Many conference commissioners, university presidents and athletic directors gave declarations in the O'Bannon case that used women's sports and men's non-revenue sports as a legal defense. Wilken ruled that college administrators' understanding of Title IX has no bearing on the issue she was addressing in the O'Bannon case -- whether football and men's basketball players are consumers in the same market as other college-bound students.
"Furthermore, the declarations articulate a questionable understanding of Title IX -- one that the NCAA itself has not endorsed in this case," Wilken wrote.
As ESPN analyst Jay Bilas put it: "It's funny how Title IX hasn't stopped athletic departments from building facilities and paying outrageous salaries."
Kessler said that even if schools could not fund non-revenue sports due to a free market for athletes -- an assertion he said he doesn't believe -- he questions why that should matter to athletes in revenue-producing sports.
"Where is it written that these athletes -- most of whom will never have a pro career, many of whom come from impoverished backgrounds, many of whom will never get a degree out of this -- where is it written they should be deprived of any economic reward so it should be distributed to someone else who didn't contribute to the money being made?" Kessler said.
Is Title IX even being followed now?
The National Women's Law Center is following these issues closely. Title IX would apply even if athletes are classified as employees, including if players receive additional health-care benefits, said Neena Chaudhry, senior counsel and director of equal opportunities in athletics for the National Women's Law Center.
"Most schools are not treating athletes equally 40-plus years after Title IX passed, so it's hard to know exactly how that would play out because so often the support coming from the school already is so unequal," Chaudhry said.
Congress recently pointed this out at a House subcommittee hearing about player unions in May. Rep. John Tierney asked Baylor president Ken Starr to explain why in 2012-13 Baylor had a 56-44 ratio for athletic financial aid in favor of men's sports given that participation rates would indicate the funding should be closer to 58-42 in favor of women.
Responded Starr: "Well, that is a very fluid and dynamic process, so it may change from year to year, but if there is in fact a disparity, and I accept what you've said, it has to be addressed, so we have to come forward with explanations as to why there may be a temporary disparity. We recently created two new women's sports with scholarships in order to address the disparity, so we have for example created equestrian with a number of scholarships for women. We have created acrobatics and tumbling."
Economist Andy Schwarz, who testified at the hearing, later wrote on a blog that Baylor's financial proportionality by gender has gotten worse every year since 2004.
National College Players Association president Ramogi Huma, who leads the union efforts for college players, said Title IX will be part of any future college sports model. But he believes Title IX shouldn't be an excuse to avoid benefits for players, even if that requires a dollar-for-dollar match for females.

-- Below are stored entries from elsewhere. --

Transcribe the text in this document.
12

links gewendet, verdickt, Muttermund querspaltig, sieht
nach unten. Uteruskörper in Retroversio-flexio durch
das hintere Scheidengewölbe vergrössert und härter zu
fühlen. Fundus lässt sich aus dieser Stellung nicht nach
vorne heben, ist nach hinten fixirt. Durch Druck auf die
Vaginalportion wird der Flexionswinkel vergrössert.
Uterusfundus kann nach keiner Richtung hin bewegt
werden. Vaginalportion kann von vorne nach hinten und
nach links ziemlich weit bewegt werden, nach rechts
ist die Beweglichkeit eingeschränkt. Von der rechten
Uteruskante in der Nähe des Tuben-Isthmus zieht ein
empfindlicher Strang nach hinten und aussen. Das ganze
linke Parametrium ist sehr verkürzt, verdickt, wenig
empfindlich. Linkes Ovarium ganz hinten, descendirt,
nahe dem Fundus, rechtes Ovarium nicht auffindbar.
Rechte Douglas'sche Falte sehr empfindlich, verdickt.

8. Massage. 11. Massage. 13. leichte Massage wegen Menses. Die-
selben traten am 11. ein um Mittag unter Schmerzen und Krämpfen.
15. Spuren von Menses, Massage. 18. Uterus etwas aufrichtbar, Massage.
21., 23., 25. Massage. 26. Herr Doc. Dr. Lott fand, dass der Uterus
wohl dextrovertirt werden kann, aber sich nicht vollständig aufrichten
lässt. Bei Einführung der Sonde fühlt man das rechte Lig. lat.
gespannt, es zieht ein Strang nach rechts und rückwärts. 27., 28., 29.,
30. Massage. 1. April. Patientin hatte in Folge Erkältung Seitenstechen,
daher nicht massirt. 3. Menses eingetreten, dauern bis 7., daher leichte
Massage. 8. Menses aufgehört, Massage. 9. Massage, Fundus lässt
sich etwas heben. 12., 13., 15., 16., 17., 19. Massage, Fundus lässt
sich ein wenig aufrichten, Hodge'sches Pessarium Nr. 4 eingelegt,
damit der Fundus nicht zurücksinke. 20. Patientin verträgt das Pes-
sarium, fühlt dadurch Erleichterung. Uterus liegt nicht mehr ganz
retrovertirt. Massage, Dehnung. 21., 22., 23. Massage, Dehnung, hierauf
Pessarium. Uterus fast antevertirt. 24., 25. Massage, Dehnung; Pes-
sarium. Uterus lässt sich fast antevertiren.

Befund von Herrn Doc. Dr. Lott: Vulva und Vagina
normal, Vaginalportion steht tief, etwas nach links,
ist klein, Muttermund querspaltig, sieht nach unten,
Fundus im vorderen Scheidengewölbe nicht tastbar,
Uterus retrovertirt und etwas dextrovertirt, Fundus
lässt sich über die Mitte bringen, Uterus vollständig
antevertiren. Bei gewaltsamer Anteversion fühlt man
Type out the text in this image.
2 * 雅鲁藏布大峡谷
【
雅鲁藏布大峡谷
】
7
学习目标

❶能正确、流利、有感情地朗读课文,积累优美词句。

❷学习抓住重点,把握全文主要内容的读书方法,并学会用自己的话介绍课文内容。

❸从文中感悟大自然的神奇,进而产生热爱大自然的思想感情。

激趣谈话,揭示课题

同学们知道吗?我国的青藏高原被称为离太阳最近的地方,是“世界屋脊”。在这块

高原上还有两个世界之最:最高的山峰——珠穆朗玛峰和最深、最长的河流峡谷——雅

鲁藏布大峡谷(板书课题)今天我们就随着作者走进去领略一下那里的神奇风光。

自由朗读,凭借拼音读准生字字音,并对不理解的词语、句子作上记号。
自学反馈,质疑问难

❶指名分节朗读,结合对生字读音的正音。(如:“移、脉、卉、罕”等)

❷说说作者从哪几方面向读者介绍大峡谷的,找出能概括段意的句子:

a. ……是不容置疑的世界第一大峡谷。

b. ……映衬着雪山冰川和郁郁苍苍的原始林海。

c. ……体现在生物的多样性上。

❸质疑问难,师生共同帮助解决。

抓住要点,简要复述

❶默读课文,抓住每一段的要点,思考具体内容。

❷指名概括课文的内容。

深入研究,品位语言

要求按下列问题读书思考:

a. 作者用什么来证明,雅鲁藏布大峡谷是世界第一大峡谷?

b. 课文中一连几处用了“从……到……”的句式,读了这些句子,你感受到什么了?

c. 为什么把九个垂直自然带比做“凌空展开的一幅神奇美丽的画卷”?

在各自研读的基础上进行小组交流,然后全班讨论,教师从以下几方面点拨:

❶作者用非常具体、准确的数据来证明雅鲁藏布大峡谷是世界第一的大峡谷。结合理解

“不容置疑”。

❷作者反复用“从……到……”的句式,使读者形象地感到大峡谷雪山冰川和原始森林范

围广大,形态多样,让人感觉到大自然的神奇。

"There's more than $1 billion in new revenue that's annually flowing in from media-rights deals and the College Football Playoff," Huma said.
Ellen Staurowsky, a Drexel professor and Title IX expert, said the argument that Title IX could cause sports to be cut if players are paid is "really disingenuous" given that the "vast majority" of schools are already out of line with the gender-equity law.
"It's not as if the college sports system is committed to equity everywhere," said Staurowsky, who is an expert for the O'Bannon plaintiffs. "It hasn't been committed to women under Title IX. It's blatantly exploited young men, most of whom are black. I think there is a way to get out of this, but it requires us to calm down and think strategically about what the 21st century college sports industry is going to look like."